Les rêves de négritude de Maryse Condé
A 22 ans, Maryse Condé s’envole pour la Côte d’Ivoire et part enseigner comme professeure au lycée français de Bingerville, avant de rejoindre son mari pour la Guinée en 1961 où elle assiste à la répression du mouvement étudiant par le gouvernement de Sékou Touré. Elle y découvre également Franz Fanon, penseur du colonialisme, qui meurt à son arrivée dans le pays, et en hommage duquel quatre jours de deuil national sont décrétés. Après trois ans passés en Guinée, Maryse Condé part seule pour le Ghana où elle écrit son premier roman ; on la soupçonne d’être une espionne guinéenne… Elle quitte donc le pays pour Londres et travaille pour la BBC Afrique, avant de venir enseigner au Sénégal où elle rencontre son deuxième époux, un professeur de littérature britannique, qui deviendra son traducteur.
Lassée de la vie en Afrique, ses rêves de négritude déçus, Maryse Condé décide de revenir en France pour achever ses études, ce qu’elle fait avec la rédaction de sa thèse en 1976 sur la représentation stéréotypée des personnes noires dans la littérature antillaise. Elle publie par la même occasion son premier roman Heremakhonon sur la Guinée de Sékou Touré, à l’âge de 42 ans. Elle travaille alors pour la maison d’édition Présence africaine, fondée par l’intellectuel sénégalais Alioune Diop et collabore à certains médias, dont « Demain l’Afrique », pour qui elle se rend aux Etats-Unis et écrit des reportages sur les femmes afro-américaines.
Le retour aux racines et à la lutte guadeloupéennes
Au début des années 1980, Maryse Condé achète une maison en Guadeloupe, continue à écrire et enseigne la littérature aux Etats-Unis. Ce retour au pays natal est l’occasion pour elle de se questionner sur son identité et son rôle d’écrivaine dans la lutte indépendantiste.
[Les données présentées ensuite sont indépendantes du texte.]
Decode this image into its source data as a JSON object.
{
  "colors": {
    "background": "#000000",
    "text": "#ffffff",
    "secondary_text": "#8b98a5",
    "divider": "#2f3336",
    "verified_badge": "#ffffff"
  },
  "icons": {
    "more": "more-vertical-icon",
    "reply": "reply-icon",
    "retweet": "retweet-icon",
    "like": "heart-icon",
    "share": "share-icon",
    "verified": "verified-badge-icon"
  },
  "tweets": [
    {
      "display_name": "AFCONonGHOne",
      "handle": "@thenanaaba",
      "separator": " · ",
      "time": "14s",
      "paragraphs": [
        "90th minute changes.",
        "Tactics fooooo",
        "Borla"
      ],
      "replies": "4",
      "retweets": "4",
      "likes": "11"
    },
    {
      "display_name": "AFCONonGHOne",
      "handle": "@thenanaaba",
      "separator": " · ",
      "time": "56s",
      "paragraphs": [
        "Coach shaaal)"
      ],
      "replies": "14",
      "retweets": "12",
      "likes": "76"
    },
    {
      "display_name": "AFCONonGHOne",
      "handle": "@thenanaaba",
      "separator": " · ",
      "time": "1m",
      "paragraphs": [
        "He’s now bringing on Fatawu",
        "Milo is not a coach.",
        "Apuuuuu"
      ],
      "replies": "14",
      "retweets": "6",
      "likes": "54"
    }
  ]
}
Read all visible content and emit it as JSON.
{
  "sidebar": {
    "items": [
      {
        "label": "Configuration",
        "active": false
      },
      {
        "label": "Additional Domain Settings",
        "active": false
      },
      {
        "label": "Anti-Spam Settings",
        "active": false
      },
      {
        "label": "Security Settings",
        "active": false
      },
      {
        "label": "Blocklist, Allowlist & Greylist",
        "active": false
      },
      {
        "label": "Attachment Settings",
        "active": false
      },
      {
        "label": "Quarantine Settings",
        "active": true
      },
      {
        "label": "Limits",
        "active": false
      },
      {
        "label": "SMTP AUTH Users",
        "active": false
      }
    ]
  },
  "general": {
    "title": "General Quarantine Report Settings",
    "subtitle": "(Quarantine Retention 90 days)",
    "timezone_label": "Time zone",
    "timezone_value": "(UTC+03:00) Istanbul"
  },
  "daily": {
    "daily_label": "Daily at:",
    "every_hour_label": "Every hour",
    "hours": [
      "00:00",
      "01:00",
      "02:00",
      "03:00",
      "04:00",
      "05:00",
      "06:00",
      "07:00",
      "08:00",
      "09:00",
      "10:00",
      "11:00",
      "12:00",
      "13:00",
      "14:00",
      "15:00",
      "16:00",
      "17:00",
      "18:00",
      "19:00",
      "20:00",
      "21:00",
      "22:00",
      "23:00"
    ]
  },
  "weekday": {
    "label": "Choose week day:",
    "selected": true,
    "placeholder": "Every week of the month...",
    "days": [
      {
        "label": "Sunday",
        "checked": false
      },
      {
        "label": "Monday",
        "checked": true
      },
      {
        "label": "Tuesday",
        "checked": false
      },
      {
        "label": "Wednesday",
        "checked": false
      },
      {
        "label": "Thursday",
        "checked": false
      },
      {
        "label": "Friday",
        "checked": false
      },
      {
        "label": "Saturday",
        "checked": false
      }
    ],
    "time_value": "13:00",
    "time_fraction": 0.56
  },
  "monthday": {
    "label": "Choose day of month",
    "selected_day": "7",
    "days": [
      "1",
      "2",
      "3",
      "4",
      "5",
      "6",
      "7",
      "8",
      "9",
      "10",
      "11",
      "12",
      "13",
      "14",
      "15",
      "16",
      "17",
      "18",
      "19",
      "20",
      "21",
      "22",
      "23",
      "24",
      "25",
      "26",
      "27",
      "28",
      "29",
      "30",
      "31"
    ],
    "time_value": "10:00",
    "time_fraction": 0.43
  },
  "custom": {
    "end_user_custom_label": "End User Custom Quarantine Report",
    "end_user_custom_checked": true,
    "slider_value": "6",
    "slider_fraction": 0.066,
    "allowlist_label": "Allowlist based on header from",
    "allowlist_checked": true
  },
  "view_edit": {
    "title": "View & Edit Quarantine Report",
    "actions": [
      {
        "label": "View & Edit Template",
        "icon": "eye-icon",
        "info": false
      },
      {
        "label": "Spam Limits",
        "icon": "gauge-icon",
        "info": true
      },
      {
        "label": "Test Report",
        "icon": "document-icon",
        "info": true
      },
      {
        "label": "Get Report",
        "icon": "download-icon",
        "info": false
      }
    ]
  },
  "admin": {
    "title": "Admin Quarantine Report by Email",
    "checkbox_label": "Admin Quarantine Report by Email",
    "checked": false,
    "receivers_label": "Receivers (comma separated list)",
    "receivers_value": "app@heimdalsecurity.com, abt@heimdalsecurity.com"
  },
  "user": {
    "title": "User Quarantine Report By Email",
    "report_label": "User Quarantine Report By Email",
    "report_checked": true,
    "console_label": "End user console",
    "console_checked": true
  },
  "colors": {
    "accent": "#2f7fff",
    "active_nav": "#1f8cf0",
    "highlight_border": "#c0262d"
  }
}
Elle collabore également à des journaux indépendants guadeloupéens. Depuis la parution de son premier roman, Maryse Condé n’a cessé d’écrire : pièces de théâtre, autobiographies, essais… Elle s’impose toutefois véritablement en tant que romancière en 1986 avec Moi, Tituba sorcière noire de Salem qui raconte l »histoire de Tituba, esclave noire du pasteur Samuel Harris, accusée d’être l’une des sorcières de Salem. Le livre reçoit le grand prix littéraire de la Femme en 1987. Le racisme et le patriarcat sont des thèmes clés du roman, qui ne cesseront d’alimenter son oeuvre par la suite.
En 1993, Maryse Condé obtient le prix américain Puterbaugh pour l’ensemble de son oeuvre. C’est la première fois qu’une femme en est récompensée. En 1997, elle créé le centre des études françaises et francophones à l’unviersité de Columbia où elle enseigne jusqu’à sa retraite en 2002.
Maryse Condé est morte en France à l’âge de 90 ans. Elle laisse derrière elle une oeuvre prolixe mêlant féminisme et discours sur le colonialisme. Elle se sera battue toute sa vie durant pour la Guadeloupe, île à laquelle elle a dédié son prix Nobel alternatif reçu en 2018.